I have also tried using PDI 4.4.0, and it also crashes the same way.

Any advice?

thank you

mattb_pdi
10-25-2013, 02:57 PM
You can try creating a directory containing those dependencies, then adding that directory to the front of the classpath specified in \pentaho\design-tools\data-integration\launcher\launcher.properties. However, the versions of commons-xxx and/or any other libraries that PDI also uses might cause load-time or run-time errors.

Luke2
10-25-2013, 04:22 PM
Thanks Matt,
Changing the launcher.properties did not seem to work for me.
I tried putting the jar files in a "libext" directory, which I created next to the data-integration\lib. (Note that this directory does not exist in PDI 5.0, but does in PDI 4.4.0.) I then added the path to launcher.properties, which is now:
classpath=../:../ui:../ui/images:../lib:../libext
With that change PDI would start, but my UDJC step was failing to load the new jar files, it seems it is not using the classpath from the launcher?

mattb_pdi
10-25-2013, 06:06 PM
Try putting libext\ at the front of the classpath:

classpath=/libext:../:../ui:../ui/images:../lib:..

and also at the front of the libraries property. That should force PDI to load your JARs first, but if the versions don't match what's in lib/, it could cause errors. In this situation it's probably better to create a step plugin, which uses a self-first classloader to load JARs in the plugin's lib/ folder first. If you don't want to write a whole step, you could copy out the UDJC package from the engine and ui modules into a new project, change the names slightly, and use an annotation on the Meta class to specify that it's a plugin.

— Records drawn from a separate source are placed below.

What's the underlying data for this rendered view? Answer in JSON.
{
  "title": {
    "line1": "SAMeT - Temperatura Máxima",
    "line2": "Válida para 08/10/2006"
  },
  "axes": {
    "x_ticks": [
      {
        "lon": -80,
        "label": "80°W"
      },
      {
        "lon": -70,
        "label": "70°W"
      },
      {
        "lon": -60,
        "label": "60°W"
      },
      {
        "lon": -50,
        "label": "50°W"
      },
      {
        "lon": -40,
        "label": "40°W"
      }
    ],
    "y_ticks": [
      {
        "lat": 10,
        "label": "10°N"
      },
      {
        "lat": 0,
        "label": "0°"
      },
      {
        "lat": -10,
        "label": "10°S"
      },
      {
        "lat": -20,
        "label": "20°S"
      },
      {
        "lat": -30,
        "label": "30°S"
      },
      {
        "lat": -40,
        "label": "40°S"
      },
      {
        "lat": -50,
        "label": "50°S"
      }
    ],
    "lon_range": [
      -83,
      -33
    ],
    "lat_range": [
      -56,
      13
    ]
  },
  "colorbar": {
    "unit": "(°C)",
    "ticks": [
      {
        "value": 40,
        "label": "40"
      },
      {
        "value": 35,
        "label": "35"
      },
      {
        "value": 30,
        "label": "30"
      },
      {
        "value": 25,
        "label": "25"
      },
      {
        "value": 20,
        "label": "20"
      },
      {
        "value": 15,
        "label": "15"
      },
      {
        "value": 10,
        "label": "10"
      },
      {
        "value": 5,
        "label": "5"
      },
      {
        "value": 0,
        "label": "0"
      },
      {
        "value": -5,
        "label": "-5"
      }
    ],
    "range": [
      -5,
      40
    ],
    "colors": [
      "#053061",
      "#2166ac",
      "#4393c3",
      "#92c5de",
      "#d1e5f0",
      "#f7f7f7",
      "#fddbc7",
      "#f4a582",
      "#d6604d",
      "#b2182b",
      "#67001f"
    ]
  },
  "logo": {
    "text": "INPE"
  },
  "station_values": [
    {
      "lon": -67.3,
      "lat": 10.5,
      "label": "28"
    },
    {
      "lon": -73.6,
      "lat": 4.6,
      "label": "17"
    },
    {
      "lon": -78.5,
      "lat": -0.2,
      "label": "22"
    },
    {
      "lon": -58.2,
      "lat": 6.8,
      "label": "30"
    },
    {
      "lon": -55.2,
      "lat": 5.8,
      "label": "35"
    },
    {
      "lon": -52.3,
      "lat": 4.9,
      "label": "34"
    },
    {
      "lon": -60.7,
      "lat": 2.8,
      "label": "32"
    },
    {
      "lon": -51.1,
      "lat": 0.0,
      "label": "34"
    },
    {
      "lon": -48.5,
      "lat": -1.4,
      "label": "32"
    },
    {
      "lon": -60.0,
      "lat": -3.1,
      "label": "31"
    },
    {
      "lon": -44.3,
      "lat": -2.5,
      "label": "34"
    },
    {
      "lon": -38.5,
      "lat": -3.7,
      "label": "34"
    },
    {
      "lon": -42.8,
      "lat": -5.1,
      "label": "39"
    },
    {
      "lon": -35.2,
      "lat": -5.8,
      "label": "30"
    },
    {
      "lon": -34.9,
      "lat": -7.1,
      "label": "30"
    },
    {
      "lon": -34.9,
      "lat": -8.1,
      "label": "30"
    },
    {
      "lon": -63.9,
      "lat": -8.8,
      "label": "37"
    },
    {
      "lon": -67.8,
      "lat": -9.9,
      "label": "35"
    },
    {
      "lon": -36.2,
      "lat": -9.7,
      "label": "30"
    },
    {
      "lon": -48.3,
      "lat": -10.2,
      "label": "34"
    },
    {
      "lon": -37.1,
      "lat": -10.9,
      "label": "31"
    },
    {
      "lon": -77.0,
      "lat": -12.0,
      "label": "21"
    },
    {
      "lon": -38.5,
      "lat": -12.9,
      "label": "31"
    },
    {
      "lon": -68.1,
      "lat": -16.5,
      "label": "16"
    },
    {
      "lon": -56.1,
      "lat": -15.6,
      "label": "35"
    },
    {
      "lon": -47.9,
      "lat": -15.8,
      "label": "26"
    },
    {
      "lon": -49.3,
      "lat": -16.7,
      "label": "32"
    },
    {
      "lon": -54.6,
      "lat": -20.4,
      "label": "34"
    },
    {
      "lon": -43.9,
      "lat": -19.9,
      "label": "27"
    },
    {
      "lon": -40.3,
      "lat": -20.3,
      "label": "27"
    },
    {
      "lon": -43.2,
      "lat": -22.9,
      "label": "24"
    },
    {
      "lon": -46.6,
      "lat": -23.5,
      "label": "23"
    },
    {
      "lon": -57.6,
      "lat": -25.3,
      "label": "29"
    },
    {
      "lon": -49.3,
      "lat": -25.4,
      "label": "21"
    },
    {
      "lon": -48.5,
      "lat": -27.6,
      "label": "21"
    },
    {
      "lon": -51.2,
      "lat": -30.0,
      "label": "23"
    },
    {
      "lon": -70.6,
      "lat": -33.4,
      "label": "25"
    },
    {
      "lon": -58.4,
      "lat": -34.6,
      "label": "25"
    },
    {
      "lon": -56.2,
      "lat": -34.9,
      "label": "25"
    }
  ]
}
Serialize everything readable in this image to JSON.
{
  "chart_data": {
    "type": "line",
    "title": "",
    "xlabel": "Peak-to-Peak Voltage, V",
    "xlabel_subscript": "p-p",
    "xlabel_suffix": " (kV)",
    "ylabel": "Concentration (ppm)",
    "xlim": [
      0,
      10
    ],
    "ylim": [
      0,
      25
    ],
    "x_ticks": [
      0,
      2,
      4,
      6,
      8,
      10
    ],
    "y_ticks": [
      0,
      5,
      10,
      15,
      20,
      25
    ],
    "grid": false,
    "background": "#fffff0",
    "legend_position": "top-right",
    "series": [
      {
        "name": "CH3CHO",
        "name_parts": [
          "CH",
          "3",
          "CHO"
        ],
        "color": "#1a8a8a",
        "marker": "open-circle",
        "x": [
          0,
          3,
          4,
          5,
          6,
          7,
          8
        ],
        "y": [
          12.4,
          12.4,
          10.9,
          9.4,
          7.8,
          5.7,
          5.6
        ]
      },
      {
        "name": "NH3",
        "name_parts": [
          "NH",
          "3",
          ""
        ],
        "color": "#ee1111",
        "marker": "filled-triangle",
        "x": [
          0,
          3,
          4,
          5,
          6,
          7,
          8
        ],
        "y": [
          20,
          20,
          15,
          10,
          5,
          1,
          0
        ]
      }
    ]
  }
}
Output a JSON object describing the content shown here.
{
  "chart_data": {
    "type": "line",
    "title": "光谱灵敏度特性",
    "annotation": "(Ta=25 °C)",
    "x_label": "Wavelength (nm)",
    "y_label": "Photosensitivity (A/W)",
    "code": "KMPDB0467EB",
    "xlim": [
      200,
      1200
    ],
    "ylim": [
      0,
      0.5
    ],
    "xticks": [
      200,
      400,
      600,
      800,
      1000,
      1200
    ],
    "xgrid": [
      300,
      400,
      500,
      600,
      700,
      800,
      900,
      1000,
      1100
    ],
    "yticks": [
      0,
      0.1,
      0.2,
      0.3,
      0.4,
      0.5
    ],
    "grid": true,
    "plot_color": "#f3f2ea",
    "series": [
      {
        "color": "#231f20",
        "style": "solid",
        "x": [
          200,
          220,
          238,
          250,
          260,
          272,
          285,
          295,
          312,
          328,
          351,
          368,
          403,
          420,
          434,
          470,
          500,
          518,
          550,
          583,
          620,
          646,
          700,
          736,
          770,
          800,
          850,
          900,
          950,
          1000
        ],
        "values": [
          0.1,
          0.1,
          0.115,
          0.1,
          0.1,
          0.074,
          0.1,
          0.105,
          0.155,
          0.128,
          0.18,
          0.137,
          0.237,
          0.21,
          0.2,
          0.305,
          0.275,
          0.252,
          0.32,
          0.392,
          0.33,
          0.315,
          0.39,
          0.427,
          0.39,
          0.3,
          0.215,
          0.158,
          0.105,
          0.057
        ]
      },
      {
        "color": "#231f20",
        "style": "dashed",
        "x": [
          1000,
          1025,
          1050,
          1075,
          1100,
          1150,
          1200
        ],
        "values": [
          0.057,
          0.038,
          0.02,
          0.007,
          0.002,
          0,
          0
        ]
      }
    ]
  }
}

Of course, there can still be classloader problems when plugins and PDI share classes, but usually you'd have better luck if all your functionality is insulated as a plugin, rather than using the UDJC step (which is part of the engine) and adding (potentially duplicate/conflicting) JARs.

Luke2
10-29-2013, 01:45 PM
Thanks Matt, I used your suggestion of using a step plugin, and finally got it to connect!
I started with the step plugin Demo (HelloWorld) example from
https://github.com/csutherl/pentaho-plugins/tree/master/kettle-sdk-step-plugin (https://github.com/csutherl/pentaho-plugins/tree/master/kettle-sdk-step-plugin)
I built the step using Eclipse, deployed it, and tested it.
Then I modified the build to also deploy a lib directory in the plugin step, and included all of the other jar files that the accumulo-zookeeper connection would need. I then added a call to ZooKeeperInstance.getConnector from the DemoStepMeta constructor, and it worked!

thank you!

mattb_pdi
10-29-2013, 02:40 PM
Awesome! If you have something you'd like to share with the Pentaho Data Integration community, you could always submit your plugin to the PDI Marketplace :) Instructions (and the marketplace manifest) are here:

https://github.com/pentaho/marketplace-metadata